Wenn Chatbots Nutzern unheimlich werden

Avatar als Akzeptanzhürde

von - 10.10.2019
Der KI-Experte meint dazu: „Bei ­Akzeptanzstudien beobachtet man, dass das Vertrauen von Menschen in Chatbots steigt, sobald gute Chat-Technologie mit einfachen Avataren kombiniert wird.“ Werte von 50 bis 60 Prozent werden diesen Studien zufolge erreicht. Doch wenn dann Avatare immer menschenähnlicher werden, nimmt das Vertrauen erstaunlicherweise wieder ab.
Der Nutzer hat dann das Gefühl, beispielsweise mit einem Zombie oder ­einem Untoten zu reden - eben der Effekt des „Uncanny Valley“. Das hat sofort Auswirkungen auf das Vertrauen: Es sinkt auf 10 bis 30 Prozent. Erst wenn der Avatar sehr gut ist und dem Menschen sehr gleicht, steigt das ­Vertrauen wieder auf Werte von über 60 Prozent. „Insofern ist es wichtig, dass die Gesamtlösung so optimiert wird, dass die Nutzerakzeptanz am höchsten ist“, resümiert der IBM-Manager.
Wenn Roboter dem Menschen also zu ähnlich werden, sinkt die Akzeptanz. Wie können Händler nun verhindern, dass ihr Chatbot als gruselig wahrgenommen wird?

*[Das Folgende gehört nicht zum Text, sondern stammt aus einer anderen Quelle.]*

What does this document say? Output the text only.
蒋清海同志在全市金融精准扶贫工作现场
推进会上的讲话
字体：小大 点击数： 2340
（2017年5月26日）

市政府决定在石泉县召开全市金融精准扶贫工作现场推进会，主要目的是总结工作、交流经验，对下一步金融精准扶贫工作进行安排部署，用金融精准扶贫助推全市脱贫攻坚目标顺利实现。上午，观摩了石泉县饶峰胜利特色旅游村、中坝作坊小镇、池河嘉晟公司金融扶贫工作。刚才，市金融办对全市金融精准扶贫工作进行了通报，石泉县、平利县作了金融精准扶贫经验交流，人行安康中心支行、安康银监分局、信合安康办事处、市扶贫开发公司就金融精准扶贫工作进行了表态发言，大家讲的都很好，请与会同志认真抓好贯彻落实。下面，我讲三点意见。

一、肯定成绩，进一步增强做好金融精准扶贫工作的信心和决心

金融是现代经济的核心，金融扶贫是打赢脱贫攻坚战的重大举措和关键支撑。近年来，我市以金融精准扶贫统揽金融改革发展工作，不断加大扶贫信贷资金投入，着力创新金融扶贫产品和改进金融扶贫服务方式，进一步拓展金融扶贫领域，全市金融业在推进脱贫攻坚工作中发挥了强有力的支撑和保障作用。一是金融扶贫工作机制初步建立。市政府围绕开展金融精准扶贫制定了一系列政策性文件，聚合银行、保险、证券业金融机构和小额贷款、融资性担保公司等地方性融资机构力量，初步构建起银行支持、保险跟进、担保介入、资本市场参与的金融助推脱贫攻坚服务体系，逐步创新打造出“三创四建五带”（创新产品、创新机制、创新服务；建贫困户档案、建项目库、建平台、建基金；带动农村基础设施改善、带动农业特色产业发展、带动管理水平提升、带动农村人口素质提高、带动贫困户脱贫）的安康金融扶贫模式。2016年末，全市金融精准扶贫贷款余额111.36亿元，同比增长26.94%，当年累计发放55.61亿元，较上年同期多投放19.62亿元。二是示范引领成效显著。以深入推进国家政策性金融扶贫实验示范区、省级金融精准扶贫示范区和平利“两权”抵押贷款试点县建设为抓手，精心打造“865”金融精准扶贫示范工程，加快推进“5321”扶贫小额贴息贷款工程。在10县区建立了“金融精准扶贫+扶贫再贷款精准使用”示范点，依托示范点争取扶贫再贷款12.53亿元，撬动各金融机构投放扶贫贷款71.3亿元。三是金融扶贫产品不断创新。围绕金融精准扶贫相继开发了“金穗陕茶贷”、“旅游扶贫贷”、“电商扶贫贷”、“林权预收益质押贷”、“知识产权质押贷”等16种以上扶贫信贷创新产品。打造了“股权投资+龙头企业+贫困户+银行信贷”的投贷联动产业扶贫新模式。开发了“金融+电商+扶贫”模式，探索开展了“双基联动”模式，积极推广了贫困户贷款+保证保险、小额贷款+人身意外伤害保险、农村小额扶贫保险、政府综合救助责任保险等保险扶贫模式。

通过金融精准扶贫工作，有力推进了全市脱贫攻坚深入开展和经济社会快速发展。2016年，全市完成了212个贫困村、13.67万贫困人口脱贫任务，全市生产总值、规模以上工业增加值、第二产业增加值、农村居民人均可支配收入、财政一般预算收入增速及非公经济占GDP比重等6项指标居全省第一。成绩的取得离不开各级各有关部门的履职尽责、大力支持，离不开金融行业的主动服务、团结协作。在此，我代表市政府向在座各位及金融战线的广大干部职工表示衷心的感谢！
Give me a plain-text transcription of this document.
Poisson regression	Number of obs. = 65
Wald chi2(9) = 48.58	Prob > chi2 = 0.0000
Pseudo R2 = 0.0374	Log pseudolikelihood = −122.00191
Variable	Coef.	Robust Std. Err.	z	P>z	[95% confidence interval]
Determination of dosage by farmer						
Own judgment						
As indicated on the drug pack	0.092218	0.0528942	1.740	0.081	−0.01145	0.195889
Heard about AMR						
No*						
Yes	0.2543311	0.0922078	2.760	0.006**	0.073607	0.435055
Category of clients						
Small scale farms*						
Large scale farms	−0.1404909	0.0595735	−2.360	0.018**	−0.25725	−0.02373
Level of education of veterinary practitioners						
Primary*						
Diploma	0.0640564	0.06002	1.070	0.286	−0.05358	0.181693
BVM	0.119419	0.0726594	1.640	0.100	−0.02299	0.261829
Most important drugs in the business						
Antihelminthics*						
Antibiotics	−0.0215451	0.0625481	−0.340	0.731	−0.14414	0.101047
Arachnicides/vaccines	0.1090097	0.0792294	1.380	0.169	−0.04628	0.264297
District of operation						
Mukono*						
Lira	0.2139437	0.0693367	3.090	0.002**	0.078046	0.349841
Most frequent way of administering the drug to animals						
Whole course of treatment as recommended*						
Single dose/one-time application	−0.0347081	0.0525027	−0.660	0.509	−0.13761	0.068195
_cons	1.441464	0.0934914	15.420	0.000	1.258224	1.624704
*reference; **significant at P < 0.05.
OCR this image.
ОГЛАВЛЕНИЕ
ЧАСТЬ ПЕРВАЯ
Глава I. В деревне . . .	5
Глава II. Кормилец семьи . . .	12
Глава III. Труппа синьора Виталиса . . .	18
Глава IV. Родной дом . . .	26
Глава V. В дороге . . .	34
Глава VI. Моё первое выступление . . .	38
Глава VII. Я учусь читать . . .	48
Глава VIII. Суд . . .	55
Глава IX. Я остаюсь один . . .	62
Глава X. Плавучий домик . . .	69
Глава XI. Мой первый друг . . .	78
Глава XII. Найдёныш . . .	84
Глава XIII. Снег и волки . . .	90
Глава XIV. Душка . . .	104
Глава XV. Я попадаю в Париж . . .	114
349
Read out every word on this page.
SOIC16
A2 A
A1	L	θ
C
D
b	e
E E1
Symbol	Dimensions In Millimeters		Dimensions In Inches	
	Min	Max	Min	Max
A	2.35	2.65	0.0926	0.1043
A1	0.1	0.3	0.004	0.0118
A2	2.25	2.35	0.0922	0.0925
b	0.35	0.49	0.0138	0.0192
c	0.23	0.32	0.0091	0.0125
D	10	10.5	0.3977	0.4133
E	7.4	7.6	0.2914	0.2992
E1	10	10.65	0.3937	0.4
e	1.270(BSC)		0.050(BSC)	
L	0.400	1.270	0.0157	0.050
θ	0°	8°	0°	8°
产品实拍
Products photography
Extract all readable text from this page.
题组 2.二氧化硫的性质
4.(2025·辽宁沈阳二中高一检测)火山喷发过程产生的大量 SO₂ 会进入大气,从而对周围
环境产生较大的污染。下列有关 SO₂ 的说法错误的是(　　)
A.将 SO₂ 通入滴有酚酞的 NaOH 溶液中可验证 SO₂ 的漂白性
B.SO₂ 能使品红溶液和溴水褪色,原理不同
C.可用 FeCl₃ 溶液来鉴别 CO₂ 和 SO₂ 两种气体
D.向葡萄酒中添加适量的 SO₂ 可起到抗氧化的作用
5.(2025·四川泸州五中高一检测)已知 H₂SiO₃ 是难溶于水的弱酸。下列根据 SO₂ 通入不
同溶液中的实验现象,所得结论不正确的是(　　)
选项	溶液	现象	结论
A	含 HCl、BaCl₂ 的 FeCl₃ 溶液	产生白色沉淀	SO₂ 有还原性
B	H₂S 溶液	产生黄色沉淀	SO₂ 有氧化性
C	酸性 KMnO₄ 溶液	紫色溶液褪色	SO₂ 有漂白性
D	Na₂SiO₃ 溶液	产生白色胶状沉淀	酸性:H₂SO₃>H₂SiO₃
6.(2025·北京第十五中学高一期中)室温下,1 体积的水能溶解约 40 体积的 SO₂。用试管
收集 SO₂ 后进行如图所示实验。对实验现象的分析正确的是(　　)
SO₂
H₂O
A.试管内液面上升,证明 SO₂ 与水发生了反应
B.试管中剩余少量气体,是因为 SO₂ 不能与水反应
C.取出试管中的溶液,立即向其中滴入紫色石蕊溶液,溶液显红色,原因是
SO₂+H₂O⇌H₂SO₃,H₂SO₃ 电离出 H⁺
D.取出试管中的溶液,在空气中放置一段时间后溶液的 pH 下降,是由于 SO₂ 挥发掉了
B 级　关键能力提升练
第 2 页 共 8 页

Für Hildesheimer ist die Lösung die, dass der Chatbot auf die Nutzergruppe hin optimiert werden sollte: „Techniker, die auf einer Ölplattform Pumpen warten, erwarten eine schnelle und sachlich genaue Antwort ohne viel ‚Spielerei‘. Ein Chatbot, der in einer Einkaufsstraße ­Luxusprodukte für junge Käufergruppen anpreist, mag das Gegenteil sein.“ Hier liegt das Schwergewicht der Lösung auf einem großen, ­unterhaltsamen optischen Effekt und nicht auf einer dürren, wenn auch zutreffenden Information. Aus diesem Grund, so meint der Experte, sollte die Gesamtlösung immer unter Berücksichtigung der Nutzergruppe und dem gewünschten Ziel gestaltet werden.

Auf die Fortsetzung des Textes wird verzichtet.